Approach your child’s teacher like you would a loved family member. Find something that is going right or that looks good. Compliment a learning center or the way an activity is conducted. Then be proactive and ask what you can do to help. Say something like, “I know that teaching is demanding. Is there something I can do? Is there something I need to know about my child so that I can help him/her learn? Teach me how to teach my child at home, how to help them.” Then follow through.
Show Simple Kindness
This brings us to the second step in developing highly effective communication. Show simple kindness. This seems like it ought to be evident. Yet, it often isn’t the case. Reflect back to the talk shows. How many of those people are kind to each other? The Golden Rule is still good advice. As Covey says, love is a verb, which results in a feeling. Simple notes of appreciation and words of encouragement will work wonders. In fact, the results will be so appreciated, that you will realize a rebound effect. People will go out of their way to help you, because they see you as a helper and encourager.
Be Honest and Keep Promises
The third step involves honesty and the making and keeping of promises. Do the right thing. If there are problems outside of school, the teacher needs to know. It is tremendously difficult to know what to expect from a class. Research tells us that nearly half of the children in school come from a broken home. Many of them are processing feelings of anxiety and grief, and they simply have a hard time meeting the school’s expectations. There are also students who face, at home, an almost daily experience of abuse and neglect. They come to school angry and disruptive, if not hungry, and will oftentimes require a disproportionate amount of the teacher’s time. The teacher needs to know which students need special help or attention. It would also be of great help to make the school counselor aware of any student who is in grief or distress. These children especially need their emotional bank accounts built up.
Always keep promises. The teacher should always be able to count on a child getting the help promised. Talking about what ought to be done will not suffice for what is done. The bottom line is that a child will not work for work’s sake. If you tell your teacher that you want to know how to help your child, then do your best to do what you are asked. If you can’t do what you are asked, then be honest and say so. Unfulfilled promises only make the problem worse. Complaining to the teacher, or principal, when you have broken your promises and failed to follow through will only create disappointment and disillusionment, and will bankrupt the emotional back account.

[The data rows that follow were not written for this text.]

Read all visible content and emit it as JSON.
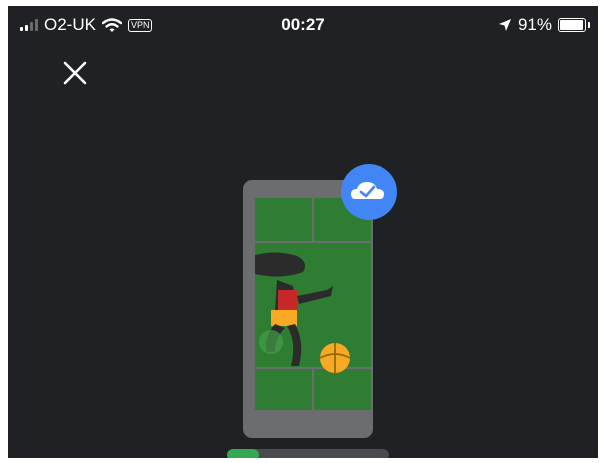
{
  "status_bar": {
    "carrier": "O2-UK",
    "vpn": "VPN",
    "time": "00:27",
    "battery": "91%",
    "battery_level": 0.91,
    "signal_bars_active": 2,
    "signal_bars_total": 4
  },
  "icons": {
    "close": "close-icon",
    "wifi": "wifi-icon",
    "location": "location-arrow-icon",
    "battery": "battery-icon",
    "cloud_done": "cloud-check-icon",
    "phone": "phone-illustration"
  },
  "progress": {
    "value": 0.2
  },
  "colors": {
    "background": "#202124",
    "accent_blue": "#4285f4",
    "progress_green": "#34a853",
    "grass_green": "#2e7d32"
  }
}
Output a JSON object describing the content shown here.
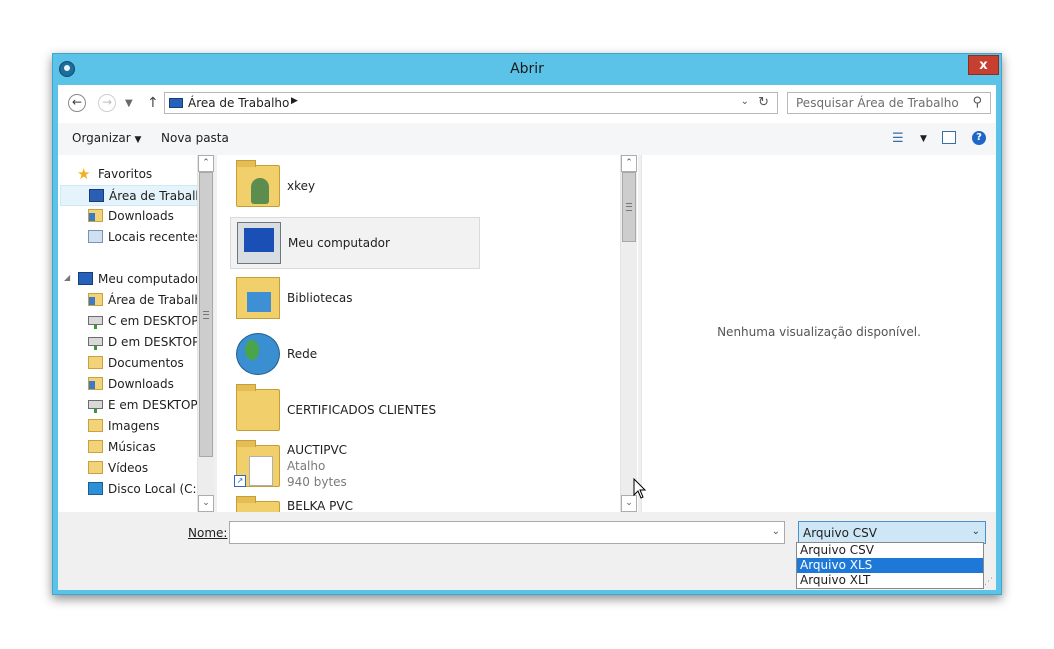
{
  "window": {
    "title": "Abrir",
    "close_label": "x"
  },
  "address_bar": {
    "path_segment": "Área de Trabalho",
    "search_placeholder": "Pesquisar Área de Trabalho"
  },
  "toolbar": {
    "organize_label": "Organizar",
    "new_folder_label": "Nova pasta",
    "help_label": "?"
  },
  "nav": {
    "favorites_label": "Favoritos",
    "favorites": [
      {
        "label": "Área de Trabalho",
        "icon": "desktop-icon"
      },
      {
        "label": "Downloads",
        "icon": "downloads-icon"
      },
      {
        "label": "Locais recentes",
        "icon": "recent-places-icon"
      }
    ],
    "computer_label": "Meu computador",
    "computer_items": [
      {
        "label": "Área de Trabalho",
        "icon": "desktop-folder-icon"
      },
      {
        "label": "C em DESKTOP-I",
        "icon": "network-drive-icon"
      },
      {
        "label": "D em DESKTOP-I",
        "icon": "network-drive-icon"
      },
      {
        "label": "Documentos",
        "icon": "documents-icon"
      },
      {
        "label": "Downloads",
        "icon": "downloads-icon"
      },
      {
        "label": "E em DESKTOP-N",
        "icon": "network-drive-icon"
      },
      {
        "label": "Imagens",
        "icon": "pictures-icon"
      },
      {
        "label": "Músicas",
        "icon": "music-icon"
      },
      {
        "label": "Vídeos",
        "icon": "videos-icon"
      },
      {
        "label": "Disco Local (C:)",
        "icon": "local-disk-icon"
      }
    ]
  },
  "files": [
    {
      "name": "xkey",
      "icon": "user-folder-icon"
    },
    {
      "name": "Meu computador",
      "icon": "computer-icon"
    },
    {
      "name": "Bibliotecas",
      "icon": "libraries-icon"
    },
    {
      "name": "Rede",
      "icon": "network-icon"
    },
    {
      "name": "CERTIFICADOS CLIENTES",
      "icon": "folder-icon"
    },
    {
      "name": "AUCTIPVC",
      "type": "Atalho",
      "size": "940 bytes",
      "icon": "shortcut-icon"
    },
    {
      "name": "BELKA PVC",
      "icon": "folder-icon"
    }
  ],
  "preview": {
    "message": "Nenhuma visualização disponível."
  },
  "bottom": {
    "name_label": "Nome:",
    "name_value": "",
    "file_type_selected": "Arquivo CSV",
    "file_type_options": [
      "Arquivo CSV",
      "Arquivo XLS",
      "Arquivo XLT"
    ],
    "highlighted_option_index": 1
  }
}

Consider the following two cases. One highly educated researcher tells of the time that he was in school and having trouble with math. He didn’t like it in the initial stages and would battle with his parents almost every night when it was time to do homework. A family fight with shouting and sometimes crying would ensue. In spite of the rough times, though, his parents were persistent, and for three long years. He looks back on those days, now that he has his own children, and is grateful that his parents never gave up even though he ruined many an evening. Another man, a retired Air Force pilot, expressed the same sentiments. He had trouble with reading, and many a night, his parents battled with him to do his homework. “He would have quit working and failed if we had not stayed with him over the kitchen table,” his mother related.
Often times, homework is harder on the parents than the kids. However, remember that if you persist now, eventually they will get good jobs and leave you in peace in your old age.

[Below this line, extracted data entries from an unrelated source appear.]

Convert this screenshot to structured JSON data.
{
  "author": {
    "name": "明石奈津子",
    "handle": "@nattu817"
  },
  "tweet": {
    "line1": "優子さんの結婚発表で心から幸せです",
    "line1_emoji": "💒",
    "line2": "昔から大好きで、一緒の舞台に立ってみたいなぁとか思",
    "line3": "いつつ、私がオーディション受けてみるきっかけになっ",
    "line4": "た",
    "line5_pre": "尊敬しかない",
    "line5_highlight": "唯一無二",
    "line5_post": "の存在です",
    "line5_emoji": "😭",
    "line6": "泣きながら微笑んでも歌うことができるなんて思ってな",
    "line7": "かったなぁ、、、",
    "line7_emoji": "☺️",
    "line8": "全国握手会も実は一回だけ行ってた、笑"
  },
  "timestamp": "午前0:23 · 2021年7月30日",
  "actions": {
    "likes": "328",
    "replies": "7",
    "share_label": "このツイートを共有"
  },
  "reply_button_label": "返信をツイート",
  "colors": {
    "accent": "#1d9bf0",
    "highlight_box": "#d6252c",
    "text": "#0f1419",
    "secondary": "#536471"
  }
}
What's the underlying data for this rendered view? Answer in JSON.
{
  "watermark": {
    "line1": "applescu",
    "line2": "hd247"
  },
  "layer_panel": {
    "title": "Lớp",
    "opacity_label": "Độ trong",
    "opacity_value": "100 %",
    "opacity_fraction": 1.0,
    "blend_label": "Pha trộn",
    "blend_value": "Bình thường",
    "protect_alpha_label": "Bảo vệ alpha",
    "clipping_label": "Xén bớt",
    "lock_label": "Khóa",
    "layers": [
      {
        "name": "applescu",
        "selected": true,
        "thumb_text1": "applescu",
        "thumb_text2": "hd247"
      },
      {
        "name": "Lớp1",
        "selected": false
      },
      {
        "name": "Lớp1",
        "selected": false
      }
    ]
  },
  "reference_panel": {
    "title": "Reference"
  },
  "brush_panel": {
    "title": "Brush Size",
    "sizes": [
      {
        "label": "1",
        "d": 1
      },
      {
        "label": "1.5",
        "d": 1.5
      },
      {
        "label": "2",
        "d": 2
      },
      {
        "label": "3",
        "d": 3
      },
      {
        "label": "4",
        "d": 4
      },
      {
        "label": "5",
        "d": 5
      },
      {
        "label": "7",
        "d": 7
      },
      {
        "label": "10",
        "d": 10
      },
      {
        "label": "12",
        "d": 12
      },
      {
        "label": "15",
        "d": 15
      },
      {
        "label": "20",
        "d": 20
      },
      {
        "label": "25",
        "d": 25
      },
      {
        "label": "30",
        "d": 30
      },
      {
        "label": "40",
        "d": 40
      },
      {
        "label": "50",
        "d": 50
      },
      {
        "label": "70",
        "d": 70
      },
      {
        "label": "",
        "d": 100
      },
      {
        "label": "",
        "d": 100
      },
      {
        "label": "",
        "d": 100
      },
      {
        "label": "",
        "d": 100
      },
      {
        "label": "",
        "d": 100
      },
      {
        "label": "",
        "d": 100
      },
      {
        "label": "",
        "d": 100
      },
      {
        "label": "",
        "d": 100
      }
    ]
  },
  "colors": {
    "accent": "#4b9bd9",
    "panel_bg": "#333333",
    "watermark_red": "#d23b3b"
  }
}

Define Roles and Expectations
The fourth step to good communication is the defining of roles and expectations. This is probably the most important of the four steps. When people don’t define well what it is they expect of each other, it becomes too easy to play the blame game. Actually, students need both teachers and parents playing their separate roles in the teaching process. Meet with your child’s teacher and find out how you can tutor and encourage. It is not your job as a parent to run the classroom, any more than it is the teacher’s job to run your household. If the child feels unsafe at school, tell the teacher. If the child expresses that he feels unsafe at home, the teacher needs to tell you. Your child has a right to a safe, friendly and responsible environment at both home and school. The teacher is responsible for the classroom; you are responsible for the home.

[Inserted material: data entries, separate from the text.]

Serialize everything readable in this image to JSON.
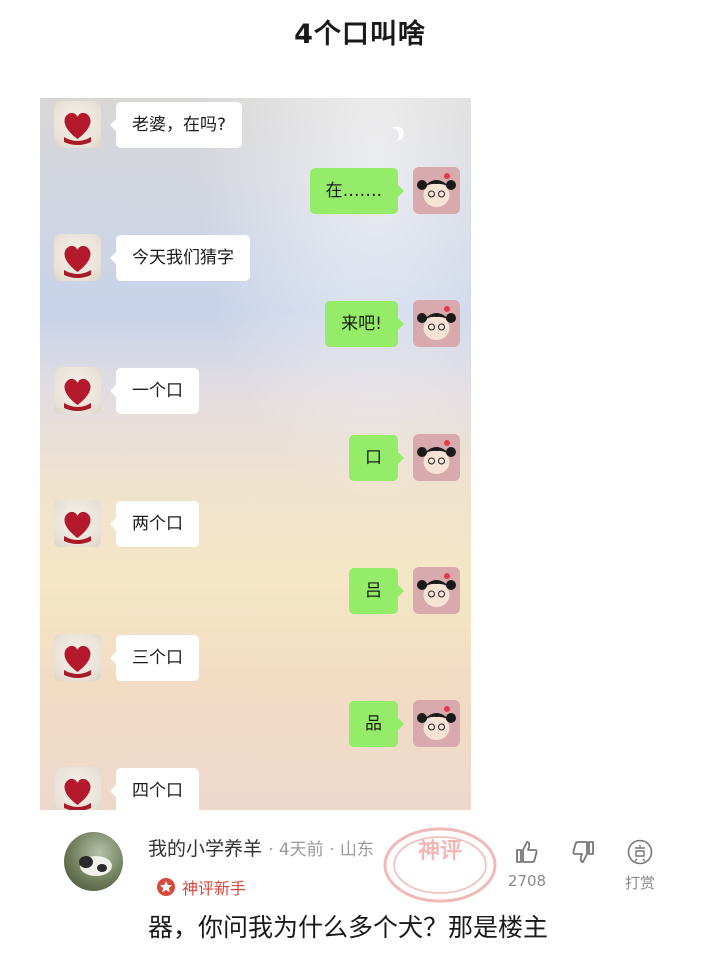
{
  "post": {
    "title": "4个口叫啥"
  },
  "chat": {
    "messages": [
      {
        "side": "left",
        "text": "老婆，在吗?"
      },
      {
        "side": "right",
        "text": "在……."
      },
      {
        "side": "left",
        "text": "今天我们猜字"
      },
      {
        "side": "right",
        "text": "来吧!"
      },
      {
        "side": "left",
        "text": "一个口"
      },
      {
        "side": "right",
        "text": "口"
      },
      {
        "side": "left",
        "text": "两个口"
      },
      {
        "side": "right",
        "text": "吕"
      },
      {
        "side": "left",
        "text": "三个口"
      },
      {
        "side": "right",
        "text": "品"
      },
      {
        "side": "left",
        "text": "四个口"
      }
    ]
  },
  "comment": {
    "username": "我的小学养羊",
    "meta": "· 4天前 · 山东",
    "badge": "神评新手",
    "text": "器，你问我为什么多个犬？那是楼主",
    "like_count": "2708",
    "tip_label": "打赏",
    "stamp_text": "神评"
  },
  "colors": {
    "bubble_right": "#95ec69",
    "bubble_left": "#ffffff",
    "badge": "#d6493d"
  },
  "icons": {
    "left_avatar": "heart-avatar-icon",
    "right_avatar": "girl-avatar-icon",
    "like": "thumb-up-icon",
    "dislike": "thumb-down-icon",
    "tip": "reward-icon"
  }
}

A teacher recently shared this experience. Two or three students in the class would never put their names on their papers. The teacher, after a few days, announced that any paper without a name would not be graded and would be thrown away and would have to be redone or the student would receive a zero. Rules about this were posted. Never the less, there were always papers without names. One day, the teacher passed out graded work and ended up with three papers without names. She told the class that she was throwing them away and deposited them in the wastebasket. One girl went to the wastebasket and retrieved her nameless work, went home and cried to her mother about the teacher giving her a zero. The mother called the teacher and angrily berated her, calling her a poor teacher for not searching out the persons to whom the unmarked work belonged. This was a poor communication process at best. She completely missed the point that children have to learn to accept the consequences for repeatedly not following directions. Children have to learn to be responsible. One way to ensure that your children will still be living with you at age 35 is to prevent them from learning that lack of responsible behavior results in undesired consequences. Nobody wants to hire an adult who has never learned to be at work on time or complete work properly. This mother failed to recognize that her child’s teacher was doing what a responsible teacher should do.
What the parent should have done was communicate. Find out why the child got a zero. Explore with the teacher what she, the parent; could do to make sure that her child understood the importance of identifying her own work. Seldom do we get by in life with being ignorant about other’s expectations of us. You have to define your role in life and live up to it. Otherwise you will be unemployable. Children have to learn this at school. School is a microcosm of the adult world. It prepares students for work. This is what parents and teachers have to talk about. When your child’s teacher demands responsibility from your child, support it. She’s doing you and your child a favor.
One young lady, let’s call her Jill, is a successful marketing agent and buyer for a large retail chain. Her job involves world travel and a hefty salary with lots of stock options and benefits. When she was in school, she was a hard worker. She took all the math she could get and worked hard to hone her written communication skills. She knew that getting a job in the highly competitive marketing industry would be hard. Her hard work and delayed gratification paid off.
Her friend is quite envious and, in fact, resentful of Jill’s success. But Jill’s friend was not a worker. She liked to cruise Main Street on school nights in her Mustang, and preferred MTV and boyfriends to homework. She was uninvolved in school routine and considered it a hassle. Half-done homework and doing merely enough to get Cs was OK with her. Her parents were happy that she was making Cs. Ten years after high school, she blames the school for not helping her see the need to prepare for a lucrative career. “They should have known I was an irresponsible adolescent, and made me see how important my schoolwork was. The schools don’t teach responsibility”, she says. Her parents agree. Yet, her parents seldom called teachers to ask for progress reports; and when six weeks grades were posted, they complained that the schools expected too much for a girl who wanted only to be a normal teenager. Business said, “send us the best educated, most responsible students you have. We want them working for us.”
Whose parents do you suppose were the ardent supporters of the school? The ones who made school visits regularly and requested that teachers keep in contact? Which parents do you suppose were always asking, “Is there anything I can do to help my child?”
Occasionally, there will be times when parents and teachers just cannot agree to settle their differences without a third party. In this case, the principal can be a real help. Ask for a meeting of all parties, parent, teacher, counselor, and principal, to see if an amicable agreement can be found. Always assume that all parties have the best interest of the student at heart; because generally they do. Never badmouth a teacher to the principal. If you have a complaint, make it to the principal with the teacher present. Be nice, but firm. Find a way to say something positive before pointing out a fault. Remember, someday, somewhere, you may be in the same position, since none of us is perfect.
Last, what you have heard today, is shared often with teachers in various formats. They too, are being trained in the art of communication, how to how to develop good personal relationships with parents. It takes a team effort to teach a student.